Atualmente, entretanto, parece claro que, na origem, dele participaram os
romancistas e ensaístas Virginia Woolf, E. M. Forster e Mary (Molly) MacCarthy,
o biógrafo e ensaísta Lytton Strachey, o economista John Maynard Keynes, os
pintores Duncan Grant, Vanessa Bell e Roger Fry, o crítico literário Desmond
MacCarthy, o crítico de arte Clive Bell e o jornalista Leonard Woolf, com quem
a escritora foi casada até sua morte em 1941.
Virgínia Woolf
desempenhava um papel de significância dentro da sociedade literária londrina
durante o período entreguerras. Seus trabalhos mais famosos incluem os romances
Mrs Dalloway (1925), Passeio ao Farol (1927) e Orlando (1928), bem como o
livro-ensaio Um Quarto Só Para Si (1929), onde encontra-se a famosa citação
"Uma mulher deve ter dinheiro e um quarto próprio se ela quiser escrever
ficção". Sua primeira obra foi The Voyage Out, publicada em 1915. O
romance Mrs. Dalloway ficou conhecido pelo filme As Horas, já citado como precursor deste
"ensaio" . As Horas conta várias histórias, mescla a vida da própria
autora numa personagem e coloca algumas particularidades de Mrs. Dalloway numa
dessas histórias. Em Mrs. Dalloway, Virginia descreve um único dia da
personagem, quando ela prepara uma festa.
Então, em linhas
gerais, esse seria um breve resumo da vida da escritora e sua obra. Mas, meu
interesse não é publicar tão-somente uma biografia de Woolf, pois ela já existe
publicada, até porque as biografias tendem a ser entediantes e meu objetivo não
é entediar ninguém. Quero é trazer à luz o que teve ou deixou para o mundo de
interessante e ela, com certeza, era uma mulher interessante -
interessantíssima -, ainda mais, pode-se abusar dos superlativos: era
inteligentíssima! E para analisar uma pessoa assim, corre-se o risco de não
compreendê-la completamente, porque em sua essência Virgínia não era comum. E
nós, mundanos, somos. Daí a necessidade de que não a julguemos sob a ótica dos
valores que nós, comuns, fomos ensinados a cultuar.Vamos é ver o que de herança
Virgínia Woolf deixou, tão-somente...
Orlando
e Vita Sackville-West
Sua obra mais conhecida
é Orlando, publicada em 1928. É uma fantasia histórica sobre o período elisabetano.

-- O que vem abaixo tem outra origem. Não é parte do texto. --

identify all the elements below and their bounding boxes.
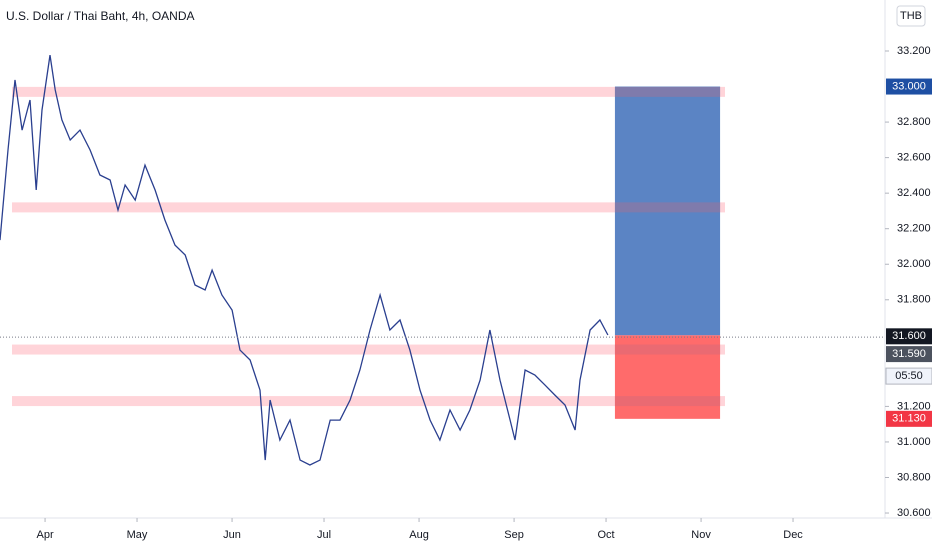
target-tag [886, 78, 932, 95]
x-tick-label: Oct [597, 529, 614, 541]
x-tick-label: Apr [36, 529, 53, 541]
y-tick-label: 32.600 [897, 152, 931, 164]
y-tick-label: 30.600 [897, 507, 931, 519]
countdown-tag [885, 367, 932, 385]
y-tick-label: 32.000 [897, 258, 931, 270]
last-price-tag-label: 31.590 [892, 348, 926, 360]
x-tick-label: Sep [504, 529, 524, 541]
x-tick-label: Dec [783, 529, 803, 541]
y-tick-label: 32.800 [897, 116, 931, 128]
zone [12, 86, 725, 97]
loss-zone [614, 335, 721, 419]
countdown-label: 05:50 [895, 370, 923, 382]
zone [12, 202, 725, 213]
entry-tag [886, 328, 932, 345]
profit-zone [614, 86, 721, 336]
target-tag-label: 33.000 [892, 80, 926, 92]
y-tick-label: 31.200 [897, 400, 931, 412]
stop-tag [886, 410, 932, 427]
price-line [0, 55, 609, 466]
currency-button[interactable] [896, 5, 926, 27]
zone-overlay [614, 86, 721, 97]
x-tick-label: Aug [409, 529, 429, 541]
stop-tag-label: 31.130 [892, 413, 926, 425]
y-tick-label: 31.800 [897, 294, 931, 306]
y-tick-label: 32.400 [897, 187, 931, 199]
zone [12, 344, 725, 355]
currency-label[interactable]: THB [900, 10, 922, 22]
entry-tag-label: 31.600 [892, 330, 926, 342]
zone-overlay [614, 202, 721, 213]
x-tick-label: Nov [691, 529, 711, 541]
chart-title: U.S. Dollar / Thai Baht, 4h, OANDA [6, 9, 195, 23]
y-tick-label: 31.000 [897, 436, 931, 448]
x-tick-label: May [127, 529, 148, 541]
x-tick-label: Jun [223, 529, 241, 541]
y-tick-label: 33.200 [897, 45, 931, 57]
last-price-tag [886, 346, 932, 363]
y-tick-label: 32.200 [897, 223, 931, 235]
x-tick-label: Jul [317, 529, 331, 541]
y-tick-label: 30.800 [897, 471, 931, 483]
zone-overlay [614, 396, 721, 407]
zone [12, 396, 725, 407]
zone-overlay [614, 344, 721, 355]
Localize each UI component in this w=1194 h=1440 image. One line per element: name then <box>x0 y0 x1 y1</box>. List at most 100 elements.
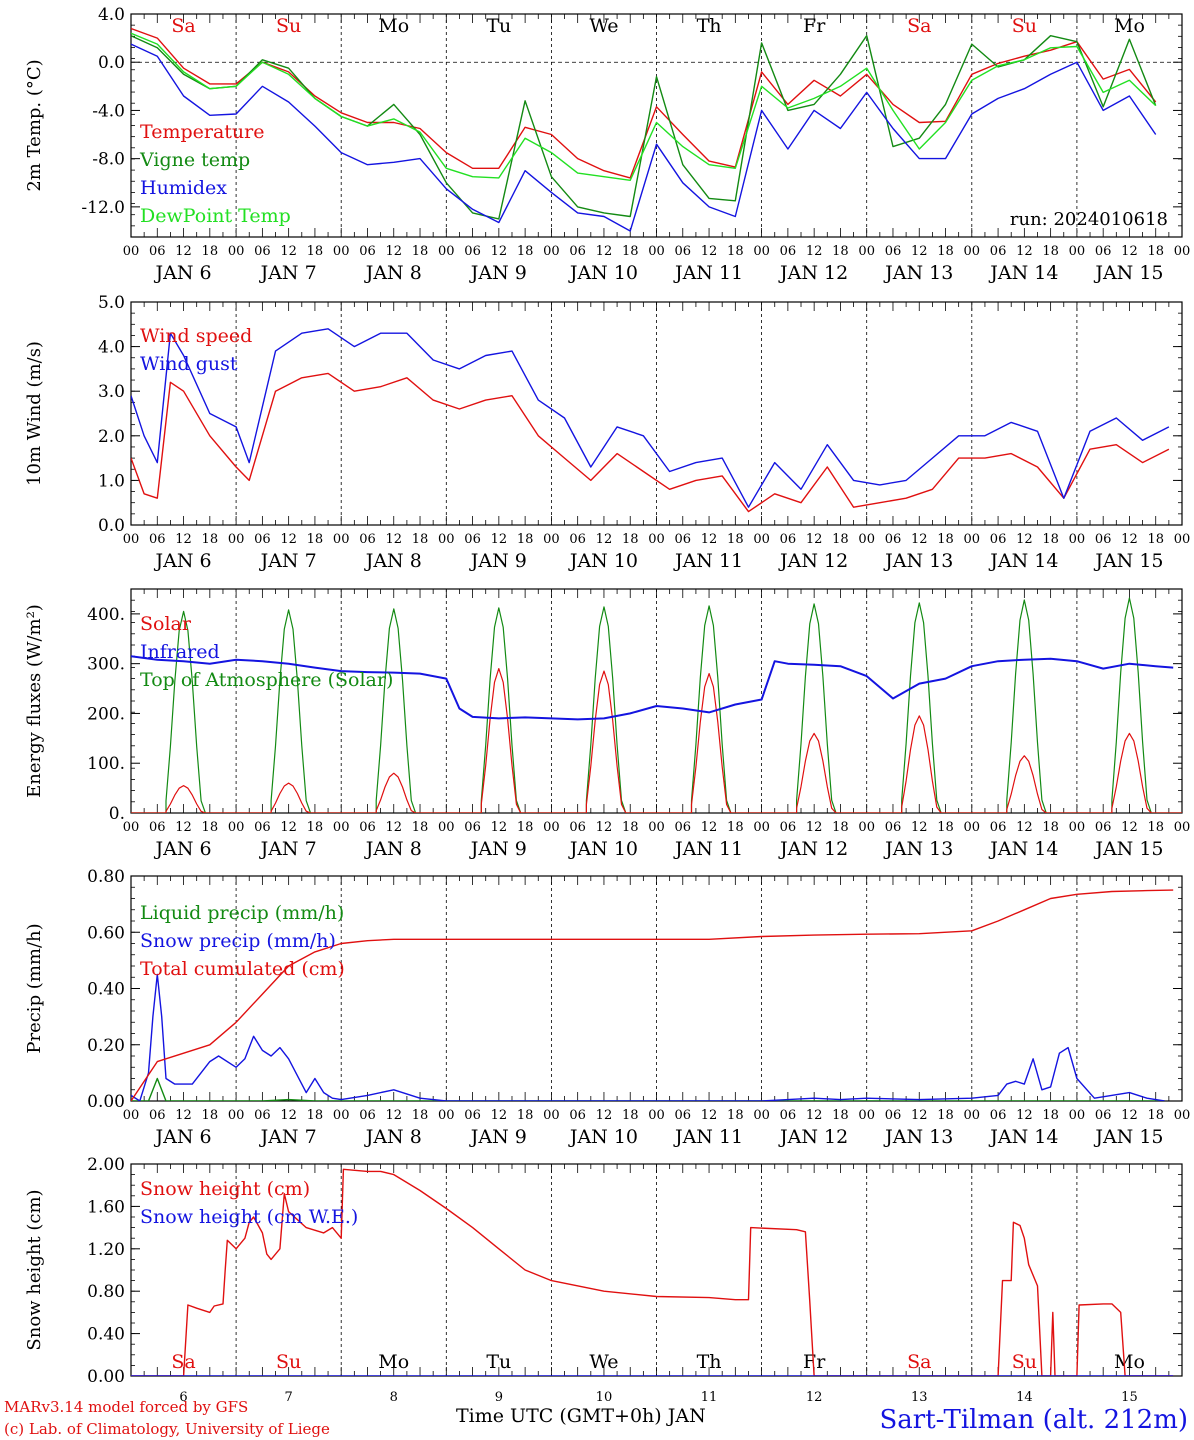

O Período Elisabetano ou Período Isabelino é o período associado ao reino da
rainha Isabel ou Elizabeth I (1558-1603) e considerado frequentemente uma era
dourada da história inglesa. Esta época corresponde ao ápice da renascença
inglesa, na qual se viu florescer a literatura e a poesia do país. Este foi
também o tempo durante o qual o teatro elizabetano cresceu e Shakespeare, entre
outros, escreveu peças que rompiam com o estilo a que a Inglaterra estava
acostumada. Quem? Shakespeare! Ele mesmo.
Orlando (no original em
inglês, Orlando: A Biography) é uma novela semi-biográfica baseada em parte na
vida da amiga íntima de Woolf, Vita Sackville-West. O romance é considerado um
dos mais acessíveis de Woolf. É a
história de um jovem inglês que nasce na Inglaterra da Idade Moderna e, durante
uma estada na Turquia, simplesmente acorda mulher. A personagem é dotada de
imortalidade e o livro acompanha Orlando por seus 350 anos de vida.
Bem-humorado, é um dos grandes exemplares do modernismo inglês e um dos ápices
da arte literária de Virginia Woolf.
Assim define o romance
o poeta catarinense Enzo Potel: "Para alguns, o livro mais atual de Woolf.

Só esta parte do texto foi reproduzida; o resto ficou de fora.